Fernando, así lo llamábamos, era un niño hermoso aun siendo un bebé, de suaves cabellos castaños, ojos de color ámbar y delicados huesos bajo su aspecto rechoncho, señal inequívoca de su sangre aragonesa. Sabía que cuando creciera se parecería a la familia de mi padre y me consolaba abrazarlo, acariciar los pliegues que se le formaban en el cuello y disfrutar de su ansiosa boquita en mi pezón. Más que estar inquieto, gorjeaba, chapurreaba y reía con placer. Era dócil como Carlos lo había sido al nacer, pero a diferencia de él, experimentaba tal curiosidad por todo lo que le rodeaba que la expresión constante de asombro en sus grandes ojos y en su perfecta boquita nos cautivaba a todos.
El efecto que tuvo en mi madre fue milagroso. Abandonó el luto como si mudara de piel y volvió a ser la misma de siempre. Un ligero color tiñó sus mejillas y su paso recuperó el vigor, como si todos sus dolores se hubieran desvanecido. Comprobé con alivio que no estaba tan enferma, sino más bien que habían sido las recientes pérdidas y las preocupaciones por España las que la habían puesto así. Ahora, sin embargo, tenía un nuevo nieto y yo sufría con paciencia su obsesiva preocupación por la salud del niño y el examen de su casa real. Quería más sirvientes a su servicio y yo le recordé que a él le daba igual cuántos pajes atendían su cuna. Sin embargo, accedí a sus deseos de ponerle un médico sólo para él. El hijo de mi hermana Isabel había sido una criatura saludable hasta que enfermó y murió. La muerte había asolado nuestra familia durante años, trastocando nuestras mayores esperanzas, por lo que decidí que Fernando recibiera los mejores cuidados. No obstante, en un punto fui firme: debía amamantarlo. No lo entregaría al protocolo establecido, según el cual el príncipe recién nacido debería quedar al cuidado de una nodriza y de guardianes elegidos.
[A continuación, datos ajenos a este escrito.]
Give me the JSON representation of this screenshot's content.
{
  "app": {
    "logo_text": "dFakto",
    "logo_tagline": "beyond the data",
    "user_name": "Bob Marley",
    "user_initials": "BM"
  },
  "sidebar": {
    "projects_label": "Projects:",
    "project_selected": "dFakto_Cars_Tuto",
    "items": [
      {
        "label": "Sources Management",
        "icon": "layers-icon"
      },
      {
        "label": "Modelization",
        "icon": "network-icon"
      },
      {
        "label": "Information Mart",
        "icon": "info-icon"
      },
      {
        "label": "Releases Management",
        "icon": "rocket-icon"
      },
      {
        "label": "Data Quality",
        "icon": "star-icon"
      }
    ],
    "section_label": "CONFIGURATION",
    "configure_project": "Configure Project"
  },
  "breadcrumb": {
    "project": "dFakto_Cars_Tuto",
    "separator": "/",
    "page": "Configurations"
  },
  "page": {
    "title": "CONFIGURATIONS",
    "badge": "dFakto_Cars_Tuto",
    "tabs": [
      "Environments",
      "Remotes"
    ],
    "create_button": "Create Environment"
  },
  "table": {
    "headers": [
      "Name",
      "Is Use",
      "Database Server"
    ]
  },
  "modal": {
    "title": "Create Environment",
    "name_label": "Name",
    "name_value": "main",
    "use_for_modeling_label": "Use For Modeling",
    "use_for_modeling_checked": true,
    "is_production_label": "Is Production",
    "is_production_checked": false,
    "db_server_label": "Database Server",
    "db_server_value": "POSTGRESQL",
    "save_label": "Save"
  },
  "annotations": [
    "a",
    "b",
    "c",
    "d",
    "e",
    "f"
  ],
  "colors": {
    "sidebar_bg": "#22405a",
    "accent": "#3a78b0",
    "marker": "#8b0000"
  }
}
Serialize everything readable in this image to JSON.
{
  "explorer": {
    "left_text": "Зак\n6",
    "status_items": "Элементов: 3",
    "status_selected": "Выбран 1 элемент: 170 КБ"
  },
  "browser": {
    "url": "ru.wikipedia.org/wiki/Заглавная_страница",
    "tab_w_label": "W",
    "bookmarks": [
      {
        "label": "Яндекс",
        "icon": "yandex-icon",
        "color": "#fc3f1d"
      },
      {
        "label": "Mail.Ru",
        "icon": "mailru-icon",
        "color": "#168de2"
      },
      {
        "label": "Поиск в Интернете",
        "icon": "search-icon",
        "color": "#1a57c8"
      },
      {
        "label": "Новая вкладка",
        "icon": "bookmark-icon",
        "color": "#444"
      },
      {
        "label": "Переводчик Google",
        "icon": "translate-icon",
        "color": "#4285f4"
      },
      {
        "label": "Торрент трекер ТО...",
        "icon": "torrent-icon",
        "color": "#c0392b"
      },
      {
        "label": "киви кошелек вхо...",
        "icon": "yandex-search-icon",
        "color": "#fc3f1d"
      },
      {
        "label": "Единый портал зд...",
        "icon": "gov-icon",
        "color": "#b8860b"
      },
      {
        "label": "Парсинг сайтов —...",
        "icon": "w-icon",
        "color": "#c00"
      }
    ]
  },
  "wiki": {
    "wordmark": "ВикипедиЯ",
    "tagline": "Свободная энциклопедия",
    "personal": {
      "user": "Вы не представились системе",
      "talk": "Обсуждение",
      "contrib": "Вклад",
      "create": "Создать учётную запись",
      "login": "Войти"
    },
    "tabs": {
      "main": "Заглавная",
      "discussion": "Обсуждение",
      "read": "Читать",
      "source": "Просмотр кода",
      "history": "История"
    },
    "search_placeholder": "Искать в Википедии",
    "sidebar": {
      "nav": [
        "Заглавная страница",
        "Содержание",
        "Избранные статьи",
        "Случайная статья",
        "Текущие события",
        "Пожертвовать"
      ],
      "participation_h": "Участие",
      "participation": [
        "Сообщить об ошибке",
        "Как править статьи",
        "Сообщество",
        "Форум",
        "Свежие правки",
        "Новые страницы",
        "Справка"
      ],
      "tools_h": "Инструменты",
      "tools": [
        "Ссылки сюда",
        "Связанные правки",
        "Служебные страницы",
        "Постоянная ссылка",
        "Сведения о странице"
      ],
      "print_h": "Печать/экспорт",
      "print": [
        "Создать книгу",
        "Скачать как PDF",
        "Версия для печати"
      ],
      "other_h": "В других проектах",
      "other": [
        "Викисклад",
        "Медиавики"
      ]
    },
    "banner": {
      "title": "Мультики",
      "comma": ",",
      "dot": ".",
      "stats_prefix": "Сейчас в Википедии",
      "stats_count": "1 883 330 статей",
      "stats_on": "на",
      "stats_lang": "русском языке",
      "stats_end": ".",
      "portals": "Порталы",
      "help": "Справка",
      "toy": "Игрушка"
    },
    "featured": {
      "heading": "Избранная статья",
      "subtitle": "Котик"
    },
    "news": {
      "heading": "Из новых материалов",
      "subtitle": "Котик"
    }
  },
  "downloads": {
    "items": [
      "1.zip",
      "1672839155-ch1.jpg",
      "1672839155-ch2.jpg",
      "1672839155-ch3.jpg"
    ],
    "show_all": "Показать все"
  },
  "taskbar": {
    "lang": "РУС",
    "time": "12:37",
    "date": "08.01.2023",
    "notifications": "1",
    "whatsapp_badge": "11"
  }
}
Durante la primavera y el verano, mi madre viajó a la Mota a intervalos regulares, manteniéndome informada de las deliberaciones de las Cortes. Tendría que regresar a Flandes por mi cuenta si Felipe no me llamaba pronto, pero ella me contestó que mi presencia en España era necesaria al menos hasta que concluyeran las sesiones. Accedí a regañadientes. Tenía que pensar en mi hijo y lo cierto era que no podía embarcarme en un viaje mientras fuera tan pequeño. Por lo tanto, informé a los procuradores de que estaría a su disposición y me dispuse a crearme un hogar dentro de las gruesas murallas fortificadas de la Mota.
Pese a mi sempiterna aversión a las fortalezas, el viejo castillo resultó la residencia perfecta en la que sobrellevar otro caluroso verano. Situado en las colinas altas de Castilla y rodeado de vastos campos de trigo, sus murallas y su muro de cerramiento lo mantenían fresco. Pronto me familiaricé con los largos y tortuosos pasillos y las escaleras. Allí transcurría el tiempo mientras cuidaba de mi hijo y de banales tareas diarias, interrumpidas sólo por las visitas de mi madre y por viajes al cercano municipio de Medina del Campo, donde Beatriz y yo acudíamos al mercado y regateábamos sin pudor por los rollos de brocado importados de Venecia. Pagábamos un precio excesivo pese a nuestros intentos de burlar a los astutos comerciantes, y regresábamos a la Mota como gorriones con ramas para su nido, poniéndonos a confeccionar nuevos vestidos sin demora.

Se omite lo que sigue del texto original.